Wednesday, February 2, 2011

Notes On the Tunisian and Egyptian Revolutions

First he emptied the prisons. Then Hosni Mubarak sent in his paid thugs. The sclerotic and violent coward who has ruled Egypt with an iron fist for three decades will not exit gracefully. He vowed to "die in this land." From his lips to God's ear.

Mubarak wants to turn Tahrir Square (Freedom Square) into Tiananmen Square. Perhaps he fancies himself a Deng Xiaoping or a Li Peng. There are, no doubt, many powerful people around the world--from Washington to Riyadh, from Jerusalem to Beijing, from Teheran to Moscow, from Baghdad to Kabul--who are hoping against hope that the Egyptian Revolution will fail.

But the Egyptian Revolution will not fail. It cannot fail. There is far too much at stake for it to fail.

Besides, what we are seeing in Tahrir Square is the real Egypt. Anyone who knows Egyptians personally and who has been to Egypt recognizes that what has been happening over the past week is not the madness of crowds (as Mubarak and even some compliant Western media outlets would like to see it portrayed). It is the genius of collective action. It is the genius of the mass when it has been roused to claim its birthright of freedom.
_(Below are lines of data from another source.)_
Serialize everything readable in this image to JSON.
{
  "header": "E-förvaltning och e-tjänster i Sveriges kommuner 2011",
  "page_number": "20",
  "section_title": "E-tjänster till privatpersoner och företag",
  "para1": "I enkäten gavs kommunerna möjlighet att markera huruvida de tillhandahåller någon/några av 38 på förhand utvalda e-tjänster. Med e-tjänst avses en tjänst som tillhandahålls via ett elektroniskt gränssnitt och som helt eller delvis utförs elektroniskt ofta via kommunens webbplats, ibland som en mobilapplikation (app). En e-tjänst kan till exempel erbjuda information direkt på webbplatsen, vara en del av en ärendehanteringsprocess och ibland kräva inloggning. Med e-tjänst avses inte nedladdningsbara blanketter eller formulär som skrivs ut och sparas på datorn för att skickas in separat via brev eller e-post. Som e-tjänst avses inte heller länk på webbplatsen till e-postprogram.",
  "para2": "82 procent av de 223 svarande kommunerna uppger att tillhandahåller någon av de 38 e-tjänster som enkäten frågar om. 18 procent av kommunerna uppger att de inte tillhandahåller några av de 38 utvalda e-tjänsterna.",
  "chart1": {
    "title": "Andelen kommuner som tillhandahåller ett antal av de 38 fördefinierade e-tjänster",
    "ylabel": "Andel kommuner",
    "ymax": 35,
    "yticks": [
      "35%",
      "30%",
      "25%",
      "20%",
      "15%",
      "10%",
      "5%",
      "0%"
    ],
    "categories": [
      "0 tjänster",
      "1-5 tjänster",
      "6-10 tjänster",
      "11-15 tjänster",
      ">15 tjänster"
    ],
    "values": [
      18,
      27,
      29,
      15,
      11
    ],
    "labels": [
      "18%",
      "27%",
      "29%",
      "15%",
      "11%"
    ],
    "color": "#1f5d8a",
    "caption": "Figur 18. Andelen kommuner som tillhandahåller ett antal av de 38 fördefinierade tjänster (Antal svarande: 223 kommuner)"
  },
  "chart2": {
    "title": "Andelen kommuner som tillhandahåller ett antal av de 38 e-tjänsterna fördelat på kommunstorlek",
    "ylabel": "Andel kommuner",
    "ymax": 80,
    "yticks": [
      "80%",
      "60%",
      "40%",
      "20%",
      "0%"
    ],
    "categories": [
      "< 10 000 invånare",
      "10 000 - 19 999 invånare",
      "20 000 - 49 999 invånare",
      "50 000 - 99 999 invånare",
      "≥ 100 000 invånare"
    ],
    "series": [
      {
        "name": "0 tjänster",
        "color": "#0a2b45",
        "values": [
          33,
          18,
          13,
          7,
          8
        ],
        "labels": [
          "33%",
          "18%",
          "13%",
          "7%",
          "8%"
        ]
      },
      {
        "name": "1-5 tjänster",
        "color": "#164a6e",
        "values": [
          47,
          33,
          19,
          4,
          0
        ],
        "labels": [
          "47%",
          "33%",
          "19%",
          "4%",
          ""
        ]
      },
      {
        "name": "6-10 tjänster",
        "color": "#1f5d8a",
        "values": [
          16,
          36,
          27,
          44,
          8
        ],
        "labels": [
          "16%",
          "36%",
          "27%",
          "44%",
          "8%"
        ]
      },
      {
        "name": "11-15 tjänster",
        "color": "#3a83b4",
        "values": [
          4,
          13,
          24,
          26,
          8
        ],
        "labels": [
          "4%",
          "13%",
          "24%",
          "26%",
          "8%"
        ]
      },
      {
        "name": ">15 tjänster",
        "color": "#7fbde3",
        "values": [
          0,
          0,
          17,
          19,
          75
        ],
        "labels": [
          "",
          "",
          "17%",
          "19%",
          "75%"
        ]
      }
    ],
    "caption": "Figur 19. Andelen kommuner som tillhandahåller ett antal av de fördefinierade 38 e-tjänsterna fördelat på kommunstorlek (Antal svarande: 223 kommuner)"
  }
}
And not only is this the real Egypt, but it is the real Saudi Arabia. The real Iraq and Afghanistan. The real Algeria and Libya, Morocco and Indonesia. It is the real People's Republic of China, the real Pakistan, and it could be the real United States if the people of these States were to awaken from the dream of Self and begin to reach out to one another.

But we are a timid people, raised on the culture of fear. Our Liberalism comforts us, even as it helps to inure us to our present condition as the slavish ennablers of the National Security State. As that great revolutionary and proto-Romantic J.J. Rousseau taught us so long ago: Men are born free, but they are everywhere in chains.

Everywhere.

But this need not be the final word. We can combat our fears. We can overcome them. Look to Tunisia. Look to Egypt. Be not afraid.

Where is Al-Qaeda in all of this? Do you see it in Tahrir Square? Of course not. You cannot see a fiction. Al-Qaeda is a brand name, a convenient label cooked up in the craven and fevered imaginations of neo-fascistic neo-cons in order to play upon the worst (and let us be candid) racist suspicions of white Americans. It is a label applied indiscriminately by politicians (who should know better) and journalists (who should also know better) to resistance movements when, on their fringes, they turn violent.

But we don't have to listen to the Reverend Jim Jones anymore. We don't have to drink the Kool-Aid. This is not the Christian dystopia of the People's Temple on its misguided errand in the jungles of Guyana.

We are free people, and courageous, if we will to be.

Let us stand, then, in solidarity with all of free humanity as we see it displayed in Tunis and Cairo, Alexandria and Amman, Sudan and the Yemen.

Ever mindful of Tiananmen Square, let us build our own Tahrir Squares--in these States and every other. Let us demand the end of the U.S. occupation of Iraq and Afghanistan--and that includes an end to the U.S.-installed puppet regimes in those countries.

Let us demand an end to the Israeli occupation of Palestinian territory.

Let us reclaim Jerusalem as a city sacred to all the children of Abraham--and to anyone else who wishes to see it that way.

Indeed, let us all be children of another Abraham, the one who stood on a battlefield in Pennsylvania and rededicated his countrymen to a "new birth of freedom." These are words we memorize in school and hallow in memory but live up to only imperfectly.

Such is life.

Let us not dwell upon our failures now for this is not a time of failure. The revolutions in Tunisia and Egypt are succeeding. There will be set-backs, but there can be no turning back. For once freedom has been tasted, the die is cast, and there is no turning back.

All hail the brave and beautiful peoples of Egypt and Tunisia! Let us rise up and become the brave and beautiful peoples that we ourselves were born to be!